Statistics relies on formal models and assumptions to connect observed data to broader claims about populations, processes, or underlying structures.
Core idea
At its core, statistics addresses how conclusions can be drawn from data that are limited, noisy, or incomplete. Statistical methods aim to summarize patterns, quantify uncertainty, and support decisions based on evidence rather than anecdote.
Statistical reasoning does not eliminate uncertainty; it makes uncertainty explicit and manageable.
Descriptive statistics
Descriptive statistics focuses on summarizing and organizing data.

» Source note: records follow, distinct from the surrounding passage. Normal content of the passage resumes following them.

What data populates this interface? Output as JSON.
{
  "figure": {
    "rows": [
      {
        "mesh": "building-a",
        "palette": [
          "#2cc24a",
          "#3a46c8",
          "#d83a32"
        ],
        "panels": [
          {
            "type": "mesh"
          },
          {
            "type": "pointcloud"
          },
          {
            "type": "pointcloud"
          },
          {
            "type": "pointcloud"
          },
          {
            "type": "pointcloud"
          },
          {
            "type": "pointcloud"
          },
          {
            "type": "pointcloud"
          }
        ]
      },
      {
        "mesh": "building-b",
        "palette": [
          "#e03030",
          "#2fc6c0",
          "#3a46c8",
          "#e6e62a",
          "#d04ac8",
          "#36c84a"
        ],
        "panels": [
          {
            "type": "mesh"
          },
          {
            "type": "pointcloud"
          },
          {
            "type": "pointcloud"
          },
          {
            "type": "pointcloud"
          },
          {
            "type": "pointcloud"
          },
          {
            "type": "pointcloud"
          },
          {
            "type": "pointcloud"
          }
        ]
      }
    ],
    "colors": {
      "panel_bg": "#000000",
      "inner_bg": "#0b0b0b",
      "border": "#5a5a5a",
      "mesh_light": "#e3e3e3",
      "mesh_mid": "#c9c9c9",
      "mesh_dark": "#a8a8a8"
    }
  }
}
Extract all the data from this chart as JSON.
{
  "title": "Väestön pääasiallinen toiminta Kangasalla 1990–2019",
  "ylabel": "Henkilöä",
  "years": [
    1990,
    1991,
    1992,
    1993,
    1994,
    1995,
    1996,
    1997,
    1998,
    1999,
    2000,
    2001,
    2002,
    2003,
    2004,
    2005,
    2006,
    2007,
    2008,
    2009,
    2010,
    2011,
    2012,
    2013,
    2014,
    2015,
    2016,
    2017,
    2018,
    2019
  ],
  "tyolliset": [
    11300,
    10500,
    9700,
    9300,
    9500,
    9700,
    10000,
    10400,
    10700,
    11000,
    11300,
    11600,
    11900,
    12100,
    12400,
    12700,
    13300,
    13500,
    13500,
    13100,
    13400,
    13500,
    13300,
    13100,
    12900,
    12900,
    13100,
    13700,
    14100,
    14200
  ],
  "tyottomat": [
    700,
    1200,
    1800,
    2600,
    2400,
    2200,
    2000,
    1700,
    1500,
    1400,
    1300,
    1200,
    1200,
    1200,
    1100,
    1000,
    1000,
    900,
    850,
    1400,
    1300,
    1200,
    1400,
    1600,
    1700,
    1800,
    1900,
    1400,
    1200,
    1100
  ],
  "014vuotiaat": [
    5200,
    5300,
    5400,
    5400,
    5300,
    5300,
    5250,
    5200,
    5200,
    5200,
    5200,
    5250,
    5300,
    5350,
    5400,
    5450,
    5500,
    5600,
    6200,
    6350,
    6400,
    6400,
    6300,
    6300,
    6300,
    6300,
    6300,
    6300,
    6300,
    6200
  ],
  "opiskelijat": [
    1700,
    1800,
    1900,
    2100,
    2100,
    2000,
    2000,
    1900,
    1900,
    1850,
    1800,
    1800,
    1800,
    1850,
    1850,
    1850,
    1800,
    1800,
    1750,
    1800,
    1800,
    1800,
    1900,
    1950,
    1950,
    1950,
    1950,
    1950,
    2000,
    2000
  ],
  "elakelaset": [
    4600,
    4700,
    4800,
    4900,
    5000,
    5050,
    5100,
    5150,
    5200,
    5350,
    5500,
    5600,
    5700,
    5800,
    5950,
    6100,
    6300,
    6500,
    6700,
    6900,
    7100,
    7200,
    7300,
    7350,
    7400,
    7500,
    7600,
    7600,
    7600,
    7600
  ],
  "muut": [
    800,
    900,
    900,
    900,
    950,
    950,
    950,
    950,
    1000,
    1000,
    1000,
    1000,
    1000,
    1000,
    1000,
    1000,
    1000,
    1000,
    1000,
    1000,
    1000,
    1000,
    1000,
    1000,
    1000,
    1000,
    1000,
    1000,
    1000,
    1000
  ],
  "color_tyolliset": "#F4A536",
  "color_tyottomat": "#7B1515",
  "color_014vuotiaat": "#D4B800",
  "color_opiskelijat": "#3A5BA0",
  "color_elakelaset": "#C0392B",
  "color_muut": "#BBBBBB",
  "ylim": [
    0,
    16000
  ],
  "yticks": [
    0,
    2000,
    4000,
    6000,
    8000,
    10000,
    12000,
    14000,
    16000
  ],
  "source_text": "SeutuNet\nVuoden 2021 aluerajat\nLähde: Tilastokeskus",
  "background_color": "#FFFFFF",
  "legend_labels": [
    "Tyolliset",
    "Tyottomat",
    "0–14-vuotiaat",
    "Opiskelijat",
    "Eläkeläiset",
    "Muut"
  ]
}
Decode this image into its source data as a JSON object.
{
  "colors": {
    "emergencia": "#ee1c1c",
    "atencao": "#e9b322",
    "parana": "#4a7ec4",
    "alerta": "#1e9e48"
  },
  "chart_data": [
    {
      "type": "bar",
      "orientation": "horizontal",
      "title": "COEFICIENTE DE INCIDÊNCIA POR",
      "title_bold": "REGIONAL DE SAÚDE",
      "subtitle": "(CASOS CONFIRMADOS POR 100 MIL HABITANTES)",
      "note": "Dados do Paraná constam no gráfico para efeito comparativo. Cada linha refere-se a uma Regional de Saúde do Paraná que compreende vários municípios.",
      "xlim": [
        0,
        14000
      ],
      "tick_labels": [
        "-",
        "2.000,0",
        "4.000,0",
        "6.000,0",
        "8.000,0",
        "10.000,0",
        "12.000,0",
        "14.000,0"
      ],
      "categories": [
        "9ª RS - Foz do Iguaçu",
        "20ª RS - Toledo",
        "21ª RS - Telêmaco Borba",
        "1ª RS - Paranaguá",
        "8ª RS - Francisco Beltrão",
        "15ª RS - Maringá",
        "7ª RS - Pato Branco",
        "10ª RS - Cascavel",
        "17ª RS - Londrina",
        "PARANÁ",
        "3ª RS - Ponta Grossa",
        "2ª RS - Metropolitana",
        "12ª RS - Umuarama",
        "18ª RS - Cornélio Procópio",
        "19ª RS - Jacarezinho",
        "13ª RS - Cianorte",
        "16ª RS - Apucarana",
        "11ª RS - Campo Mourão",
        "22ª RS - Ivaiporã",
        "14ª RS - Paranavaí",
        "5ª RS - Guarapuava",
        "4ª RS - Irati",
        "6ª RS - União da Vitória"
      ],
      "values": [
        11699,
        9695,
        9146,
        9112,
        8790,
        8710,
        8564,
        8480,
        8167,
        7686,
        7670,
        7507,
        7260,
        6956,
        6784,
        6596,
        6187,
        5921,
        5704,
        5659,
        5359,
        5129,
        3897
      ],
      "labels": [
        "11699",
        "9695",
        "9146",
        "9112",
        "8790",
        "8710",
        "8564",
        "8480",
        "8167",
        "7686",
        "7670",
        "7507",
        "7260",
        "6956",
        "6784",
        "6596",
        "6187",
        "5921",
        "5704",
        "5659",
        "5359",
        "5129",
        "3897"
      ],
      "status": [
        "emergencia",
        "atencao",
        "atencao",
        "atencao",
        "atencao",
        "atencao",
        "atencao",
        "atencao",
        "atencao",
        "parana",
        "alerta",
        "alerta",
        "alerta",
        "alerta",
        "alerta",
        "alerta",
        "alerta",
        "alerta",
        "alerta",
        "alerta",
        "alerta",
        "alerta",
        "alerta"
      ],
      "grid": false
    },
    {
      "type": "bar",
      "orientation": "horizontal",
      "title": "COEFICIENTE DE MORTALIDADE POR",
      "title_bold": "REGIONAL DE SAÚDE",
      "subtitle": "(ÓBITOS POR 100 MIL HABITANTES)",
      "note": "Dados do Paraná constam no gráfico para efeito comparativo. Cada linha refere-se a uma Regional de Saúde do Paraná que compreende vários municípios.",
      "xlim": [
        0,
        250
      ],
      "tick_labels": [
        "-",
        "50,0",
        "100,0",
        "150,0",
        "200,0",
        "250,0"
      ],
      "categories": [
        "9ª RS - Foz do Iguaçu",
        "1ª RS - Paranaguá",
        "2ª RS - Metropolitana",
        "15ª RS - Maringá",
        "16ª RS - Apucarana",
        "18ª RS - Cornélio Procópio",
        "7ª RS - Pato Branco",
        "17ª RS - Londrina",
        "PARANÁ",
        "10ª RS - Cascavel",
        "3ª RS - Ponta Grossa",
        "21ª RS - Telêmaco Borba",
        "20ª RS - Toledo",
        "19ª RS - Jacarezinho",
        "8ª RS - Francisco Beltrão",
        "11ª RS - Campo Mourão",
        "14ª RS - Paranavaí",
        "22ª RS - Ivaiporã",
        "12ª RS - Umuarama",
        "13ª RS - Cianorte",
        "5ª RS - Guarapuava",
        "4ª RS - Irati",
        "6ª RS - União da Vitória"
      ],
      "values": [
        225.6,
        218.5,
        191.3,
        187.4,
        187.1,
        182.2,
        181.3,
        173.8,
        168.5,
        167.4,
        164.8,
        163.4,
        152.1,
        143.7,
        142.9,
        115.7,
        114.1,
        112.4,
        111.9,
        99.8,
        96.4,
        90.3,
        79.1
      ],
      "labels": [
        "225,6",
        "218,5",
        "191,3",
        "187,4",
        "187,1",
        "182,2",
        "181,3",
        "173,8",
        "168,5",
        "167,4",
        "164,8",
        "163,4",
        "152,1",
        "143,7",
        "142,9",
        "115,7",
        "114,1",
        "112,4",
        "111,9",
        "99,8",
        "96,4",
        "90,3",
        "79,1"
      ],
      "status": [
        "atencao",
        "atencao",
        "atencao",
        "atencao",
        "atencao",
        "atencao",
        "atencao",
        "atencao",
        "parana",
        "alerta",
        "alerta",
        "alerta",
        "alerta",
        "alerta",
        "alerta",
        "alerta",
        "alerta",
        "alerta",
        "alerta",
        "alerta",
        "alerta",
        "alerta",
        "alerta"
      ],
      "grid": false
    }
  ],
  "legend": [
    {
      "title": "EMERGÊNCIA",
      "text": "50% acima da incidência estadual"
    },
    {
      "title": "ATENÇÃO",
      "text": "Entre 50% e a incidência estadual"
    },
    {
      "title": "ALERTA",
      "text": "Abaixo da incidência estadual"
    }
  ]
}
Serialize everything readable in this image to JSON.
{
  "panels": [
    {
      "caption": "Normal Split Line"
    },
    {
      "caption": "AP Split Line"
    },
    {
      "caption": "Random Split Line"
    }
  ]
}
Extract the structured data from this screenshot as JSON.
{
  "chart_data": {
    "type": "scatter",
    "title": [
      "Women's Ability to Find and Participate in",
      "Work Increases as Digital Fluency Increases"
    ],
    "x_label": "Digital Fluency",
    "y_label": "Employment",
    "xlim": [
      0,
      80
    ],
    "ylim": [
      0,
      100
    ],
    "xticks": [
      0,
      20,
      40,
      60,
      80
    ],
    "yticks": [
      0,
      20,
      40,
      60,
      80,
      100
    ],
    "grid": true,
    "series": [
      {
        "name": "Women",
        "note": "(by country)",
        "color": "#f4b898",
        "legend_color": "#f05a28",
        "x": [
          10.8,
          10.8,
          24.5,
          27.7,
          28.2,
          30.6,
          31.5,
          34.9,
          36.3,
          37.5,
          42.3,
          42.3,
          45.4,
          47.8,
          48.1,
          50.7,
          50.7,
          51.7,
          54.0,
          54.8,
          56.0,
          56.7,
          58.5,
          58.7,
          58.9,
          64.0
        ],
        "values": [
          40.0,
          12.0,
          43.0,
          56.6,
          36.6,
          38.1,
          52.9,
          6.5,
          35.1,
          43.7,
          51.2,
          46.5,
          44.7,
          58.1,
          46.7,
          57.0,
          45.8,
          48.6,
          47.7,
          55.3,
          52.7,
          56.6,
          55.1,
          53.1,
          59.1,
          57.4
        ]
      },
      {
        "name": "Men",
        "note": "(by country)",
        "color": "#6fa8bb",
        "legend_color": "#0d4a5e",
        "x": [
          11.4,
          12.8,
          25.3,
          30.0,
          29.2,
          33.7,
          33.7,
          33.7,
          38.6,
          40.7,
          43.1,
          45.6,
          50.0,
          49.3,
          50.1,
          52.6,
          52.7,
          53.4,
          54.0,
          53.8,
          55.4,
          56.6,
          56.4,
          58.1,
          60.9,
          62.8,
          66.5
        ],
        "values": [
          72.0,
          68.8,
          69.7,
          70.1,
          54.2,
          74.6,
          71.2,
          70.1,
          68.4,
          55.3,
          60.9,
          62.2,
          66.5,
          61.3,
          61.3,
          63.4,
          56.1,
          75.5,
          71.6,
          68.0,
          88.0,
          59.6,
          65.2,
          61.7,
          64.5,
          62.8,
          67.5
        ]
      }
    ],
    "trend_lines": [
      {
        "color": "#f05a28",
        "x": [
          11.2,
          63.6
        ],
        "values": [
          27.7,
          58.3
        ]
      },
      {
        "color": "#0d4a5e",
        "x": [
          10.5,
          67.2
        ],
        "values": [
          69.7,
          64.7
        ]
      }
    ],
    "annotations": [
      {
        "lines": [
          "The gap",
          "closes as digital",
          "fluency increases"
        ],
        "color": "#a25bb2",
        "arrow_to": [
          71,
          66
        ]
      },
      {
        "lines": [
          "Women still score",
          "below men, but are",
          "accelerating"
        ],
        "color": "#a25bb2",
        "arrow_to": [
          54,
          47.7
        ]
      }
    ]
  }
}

Common tools include measures of central tendency, measures of variability, and graphical representations.
These methods describe what the data show without making claims beyond the observed sample.
Inferential statistics
Inferential statistics uses data from samples to make claims about larger populations or processes. This involves estimating parameters, testing hypotheses, and assessing the reliability of conclusions.
Inference depends on assumptions about how data were generated and how samples relate to the populations of interest.
Probability and models
Statistics is closely related to probability theory, which provides the mathematical framework for modeling uncertainty. Probabilistic models specify how data are expected to arise under different assumptions.
Statistical analysis evaluates how well models account for observed data and how sensitive conclusions are to modeling choices.
Estimation
Estimation concerns the use of data to infer unknown quantities, such as means, rates, or relationships between variables. Estimates are typically accompanied by measures of uncertainty that reflect sampling variability.
Different estimation methods trade off bias, variance, and robustness.
Hypothesis testing
Hypothesis testing provides formal procedures for assessing whether observed data are compatible with specific assumptions or claims. Test results depend on chosen significance criteria and underlying model assumptions.
The interpretation and use of hypothesis tests are subjects of ongoing debate within statistics.
Statistics and learning
Statistics provides foundational tools for statistical learning and machine learning. While learning systems emphasize predictive performance, statistical analysis emphasizes inference, uncertainty quantification, and theoretical guarantees.
The two perspectives address overlapping problems with different priorities.
Interpretation and limits
Statistical conclusions are conditional on assumptions about data quality, model structure, and relevance. Misinterpretation can arise when these assumptions are ignored or misunderstood.
Statistics clarifies what data can support and where conclusions exceed available evidence.
Status
Statistics is a mature and evolving discipline with broad applicability. Its primary role is to provide principled methods for reasoning from data while making uncertainty explicit and quantifiable.